La pena y la gloria
(Prólogo de «Memorias de
un presidiario nadaísta»)
Toda ciudad es Gomorra, porque para
sobrevivir en ella, hay que prostituir a Dios.
Gonzalo Arango
Por Jotamario Arbeláez
Muerto y sepultado, descendió a los infiernos el 25 de septiembre de 1976. Varones ilustres y piadosos, esos mismos que se ofendieron por su afán desacralizador, comentaron en sus páginas fúnebres que debieran canonizarlo. En verdad, fue lo más parecido a un santo por su cara de palo, sus bendiciones a la vida, su renunciamiento a las pompas y los faroles y por sus actos fallidos pero sinceros en aras de la salvación del mundo. Para la hora de su muerte había apagado en su corazón la brasa satánica, y predicaba un raro catecismo de ascesis y desprendimiento.

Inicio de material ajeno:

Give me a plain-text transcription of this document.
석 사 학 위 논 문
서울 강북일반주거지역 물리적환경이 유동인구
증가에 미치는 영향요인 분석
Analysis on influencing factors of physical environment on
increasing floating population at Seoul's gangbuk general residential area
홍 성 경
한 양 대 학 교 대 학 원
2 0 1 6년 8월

Me parece hoy sentir a Gonzalo Arango haciendo crujir sus huesos en su campo de aterrizaje, porque su amigo el poeta Jotamario insiste en exponer sus cueros al sol de la eternidad, presentando esos textos perdidos que tanto conmovieron en su momento los pálidos corazones de su generación. Porque fue toda una generación la que este nuevo flautista de Hamelin atrajo hacia el camino que no conduce a ninguna parte, y aún no acabamos de llegar.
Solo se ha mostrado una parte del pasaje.